Articles by Ariane C. C. van Spreeuwel in JoVE
Engineering Skelettmuskulatur Vävnader från murinceller myoblast progenitorceller och tillämpning av elektrisk stimulering Daisy W. J. van der Schaft1, Ariane C. C. van Spreeuwel1, Kristel J. M. Boonen1, Marloes L. P. Langelaan1, Carlijn V. C. Bouten1, Frank P. T. Baaijens1 1Department of Biomedical Engineering, Soft Tissue Biomechanics and Engineering, Eindhoven University of Technology, The Netherlands Konstruerad muskelvävnad har stor potential i regenerativ medicin, som sjukdomsmodell och även som en alternativ källa för kött. Här beskriver vi konstruktion av en muskel konstruktion, i detta fall från stamceller mus myoblast celler, och stimulering av elektriska pulser.
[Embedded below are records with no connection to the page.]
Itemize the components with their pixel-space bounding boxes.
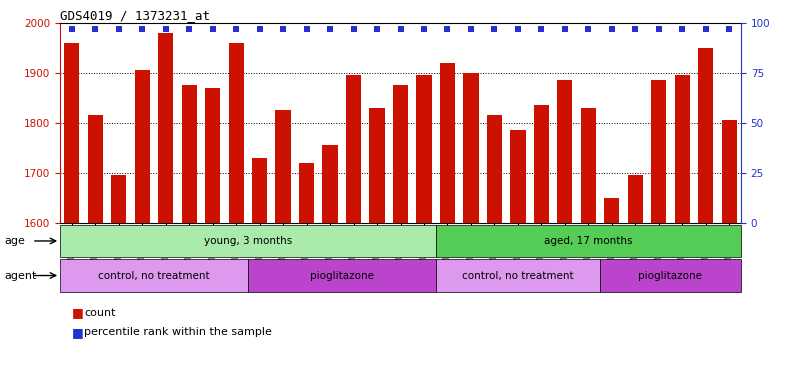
Point [465, 26, 477, 32]
Text: control, no treatment: control, no treatment [462, 270, 574, 281]
Bar [369, 108, 384, 223]
Bar [299, 163, 314, 223]
Bar [60, 259, 248, 292]
Bar [64, 43, 79, 223]
Point [324, 26, 336, 32]
Bar [158, 33, 173, 223]
Point [535, 26, 548, 32]
Bar [557, 81, 573, 223]
Point [300, 26, 313, 32]
Point [417, 26, 430, 32]
Bar [252, 158, 268, 223]
Bar [436, 225, 741, 257]
Bar [417, 76, 432, 223]
Bar [487, 116, 502, 223]
Point [159, 26, 172, 32]
Bar [674, 76, 690, 223]
Point [347, 26, 360, 32]
Point [488, 26, 501, 32]
Text: young, 3 months: young, 3 months [203, 236, 292, 246]
Bar [111, 175, 127, 223]
Point [558, 26, 571, 32]
Point [699, 26, 712, 32]
Bar [698, 48, 714, 223]
Point [512, 26, 525, 32]
Text: count: count [84, 308, 115, 318]
Text: agent: agent [4, 270, 36, 281]
Text: control, no treatment: control, no treatment [99, 270, 210, 281]
Point [89, 26, 102, 32]
Bar [323, 146, 338, 223]
Bar [651, 81, 666, 223]
Bar [182, 86, 197, 223]
Bar [87, 116, 103, 223]
Text: percentile rank within the sample: percentile rank within the sample [84, 327, 272, 337]
Text: pioglitazone: pioglitazone [638, 270, 702, 281]
Point [207, 26, 219, 32]
Bar [463, 73, 478, 223]
Text: age: age [4, 236, 25, 246]
Point [136, 26, 149, 32]
Point [183, 26, 195, 32]
Bar [510, 131, 525, 223]
Bar [604, 198, 619, 223]
Point [112, 26, 125, 32]
Bar [628, 175, 643, 223]
Text: ■: ■ [72, 306, 84, 319]
Bar [228, 43, 244, 223]
Bar [276, 111, 291, 223]
Bar [392, 86, 409, 223]
Point [394, 26, 407, 32]
Point [676, 26, 689, 32]
Point [652, 26, 665, 32]
Point [723, 26, 735, 32]
Point [441, 26, 454, 32]
Bar [135, 71, 150, 223]
Text: GDS4019 / 1373231_at: GDS4019 / 1373231_at [60, 9, 210, 22]
Bar [600, 259, 741, 292]
Point [230, 26, 243, 32]
Bar [248, 259, 436, 292]
Bar [533, 106, 549, 223]
Bar [722, 121, 737, 223]
Bar [436, 259, 600, 292]
Bar [60, 225, 436, 257]
Point [276, 26, 289, 32]
Point [253, 26, 266, 32]
Text: pioglitazone: pioglitazone [310, 270, 374, 281]
Text: aged, 17 months: aged, 17 months [544, 236, 633, 246]
Point [371, 26, 384, 32]
Point [582, 26, 594, 32]
Bar [581, 108, 596, 223]
Bar [205, 88, 220, 223]
Bar [346, 76, 361, 223]
Point [606, 26, 618, 32]
Point [66, 26, 78, 32]
Text: ■: ■ [72, 326, 84, 339]
Bar [440, 63, 455, 223]
Point [629, 26, 642, 32]
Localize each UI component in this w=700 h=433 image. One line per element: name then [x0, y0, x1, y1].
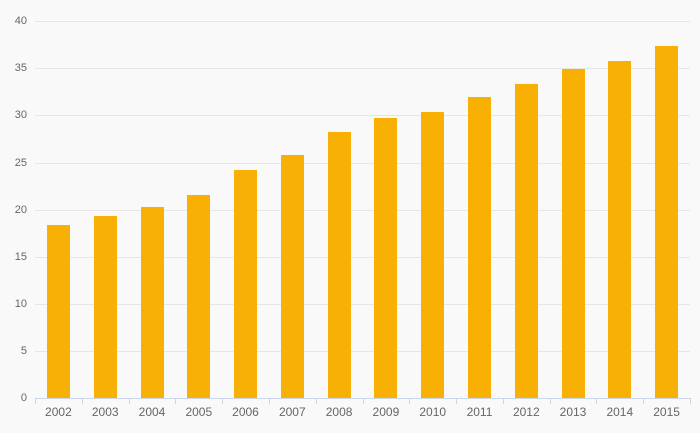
gridline-25	[35, 163, 690, 164]
bar-2010[interactable]	[421, 111, 445, 398]
gridline-40	[35, 21, 690, 22]
y-tick-label-15: 15	[14, 251, 27, 263]
bar-2009[interactable]	[374, 118, 398, 398]
bar-2004[interactable]	[140, 206, 164, 398]
bar-2007[interactable]	[280, 155, 304, 398]
x-axis-tick	[175, 398, 176, 404]
x-tick-label-2008: 2008	[325, 405, 353, 419]
x-tick-label-2005: 2005	[185, 405, 213, 419]
x-tick-label-2002: 2002	[45, 405, 72, 419]
x-axis-tick	[596, 398, 597, 404]
y-tick-label-5: 5	[20, 345, 27, 357]
x-tick-label-2010: 2010	[419, 405, 447, 419]
x-tick-label-2003: 2003	[91, 405, 119, 419]
x-axis-tick	[129, 398, 130, 404]
x-axis-tick	[550, 398, 551, 404]
x-axis-tick	[409, 398, 410, 404]
bar-2002[interactable]	[46, 224, 70, 398]
gridline-20	[35, 210, 690, 211]
x-tick-label-2011: 2011	[466, 405, 493, 419]
x-axis-tick	[690, 398, 691, 404]
x-tick-label-2014: 2014	[606, 405, 634, 419]
x-tick-label-2006: 2006	[232, 405, 259, 419]
x-axis-tick	[643, 398, 644, 404]
x-tick-label-2004: 2004	[138, 405, 166, 419]
x-axis-tick	[82, 398, 83, 404]
gridline-5	[35, 351, 690, 352]
x-axis-tick	[363, 398, 364, 404]
x-axis-tick	[222, 398, 223, 404]
x-tick-label-2012: 2012	[512, 405, 540, 419]
gridline-15	[35, 257, 690, 258]
bar-2005[interactable]	[187, 194, 211, 398]
y-tick-label-40: 40	[14, 15, 27, 27]
bar-2011[interactable]	[468, 97, 491, 398]
y-tick-label-0: 0	[20, 392, 27, 404]
gridline-30	[35, 115, 690, 116]
x-axis-tick	[503, 398, 504, 404]
x-tick-label-2015: 2015	[653, 405, 680, 419]
x-axis-tick	[269, 398, 270, 404]
gridline-35	[35, 68, 690, 69]
y-tick-label-35: 35	[14, 62, 27, 74]
x-tick-label-2007: 2007	[278, 405, 306, 419]
x-tick-label-2009: 2009	[372, 405, 400, 419]
gridline-10	[35, 304, 690, 305]
y-tick-label-20: 20	[14, 204, 27, 216]
bar-2003[interactable]	[93, 216, 117, 398]
y-tick-label-10: 10	[14, 298, 27, 310]
x-axis-tick	[35, 398, 36, 404]
bar-2012[interactable]	[514, 84, 538, 398]
x-axis-tick	[456, 398, 457, 404]
bar-2015[interactable]	[655, 45, 679, 398]
bar-2006[interactable]	[234, 170, 257, 398]
bar-2013[interactable]	[561, 69, 585, 398]
y-tick-label-25: 25	[14, 157, 27, 169]
x-tick-label-2013: 2013	[559, 405, 587, 419]
x-axis-tick	[316, 398, 317, 404]
y-tick-label-30: 30	[14, 109, 27, 121]
bar-2008[interactable]	[327, 132, 351, 398]
bar-2014[interactable]	[608, 60, 632, 398]
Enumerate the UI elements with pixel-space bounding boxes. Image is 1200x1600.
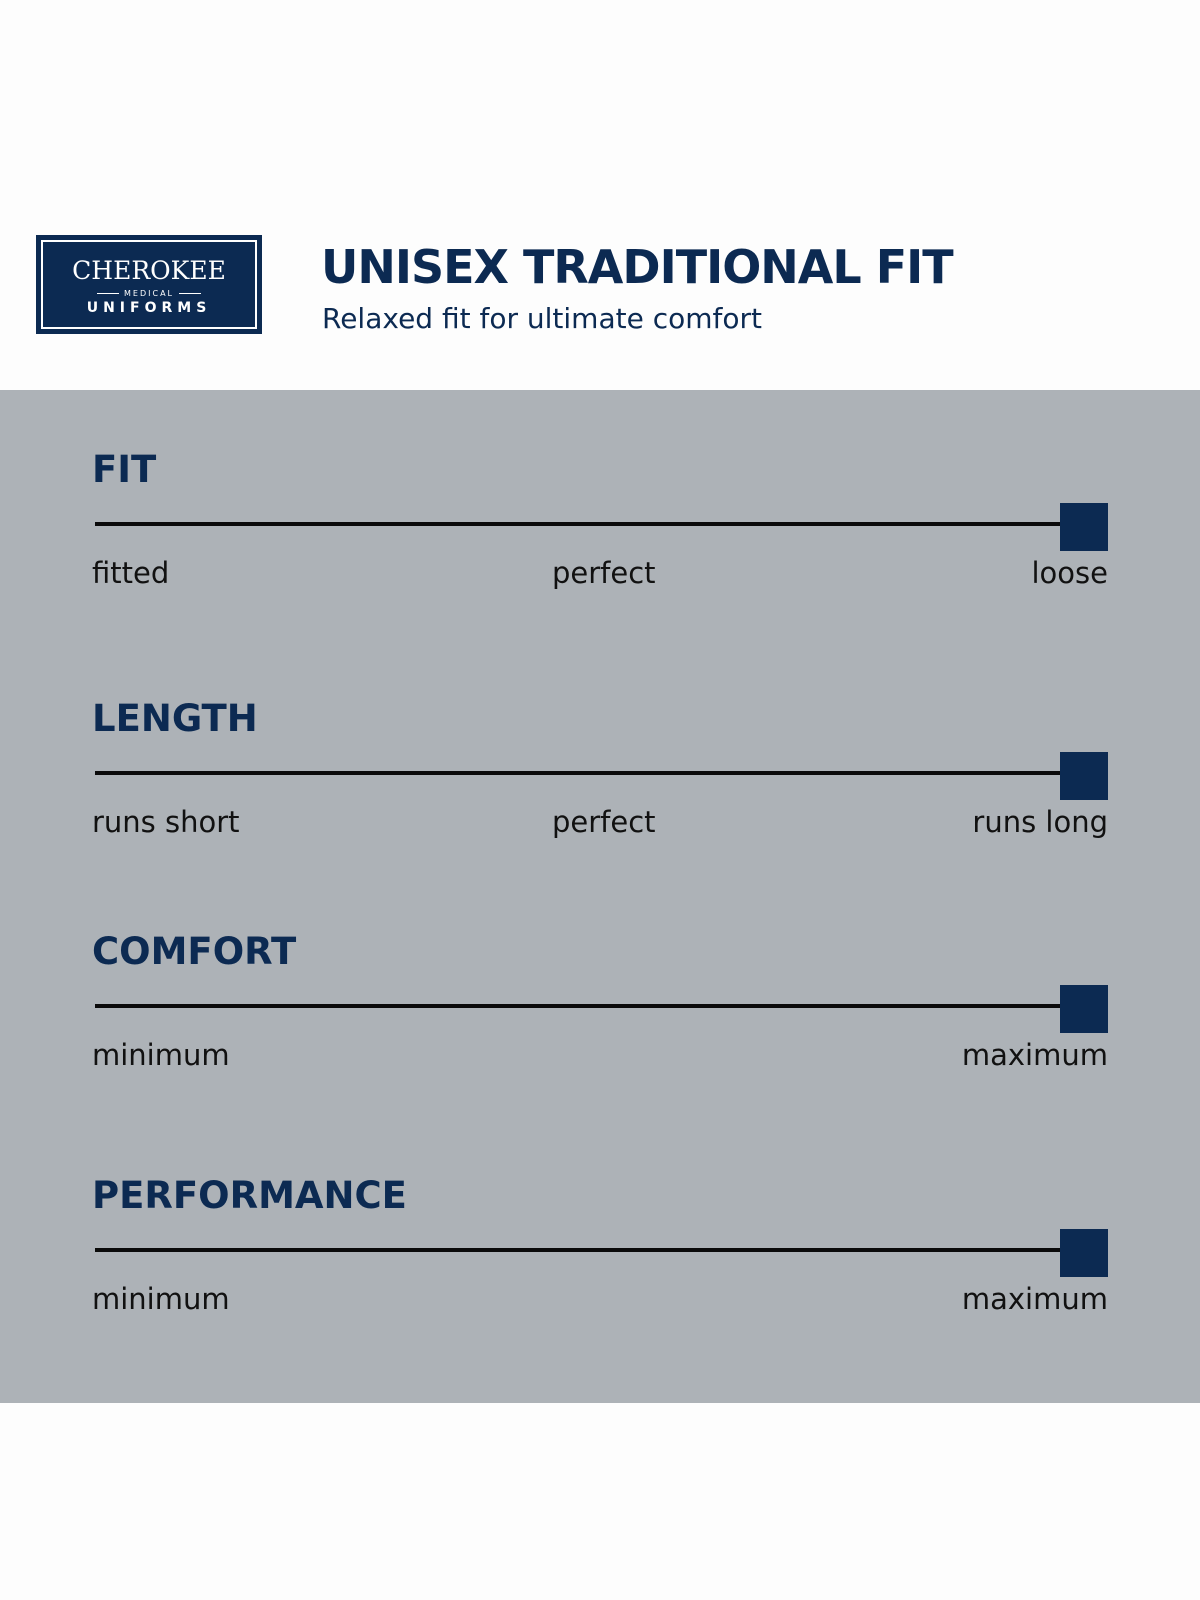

Other articles by Ariane C. C. van Spreeuwel on PubMed
Mechanoregulation of Vascularization in Aligned Tissue-engineered Muscle: a Role for Vascular Endothelial Growth Factor Tissue Engineering. Part A. Nov, 2011 | Pubmed ID: 21702712 Skeletal muscle tissue engineering has major promise for regenerative treatment of patients suffering from muscle loss due to, for example, traumatic injury, but faces considerable challenges to progress toward clinical application. In the present study the creation of an aligned prevascularized muscle tissue was addressed. We hypothesized that an aligned vascularized three-dimensional (3D) muscle tissue can be induced in vitro by merely using uniaxial stress. The present study showed that not only do endothelial cells and muscle cells independently align in the direction of uniaxial stress in a hydrogel-based 3D culture system, but also, more importantly, the endothelial cells in the co-cultured 3D constructs organized into vascular structures. Strikingly, in these cultures no additional growth factors were needed to induce vascular formation of the endothelial cells. Vascular endothelial growth factor (VEGF) production by the muscle cells was stimulated by the uniaxial stress that develops in the tissue when constrained in one direction. This stress accompanied by VEGF production appeared to play a key role in the organization of the endothelial cells into vessel-like structures.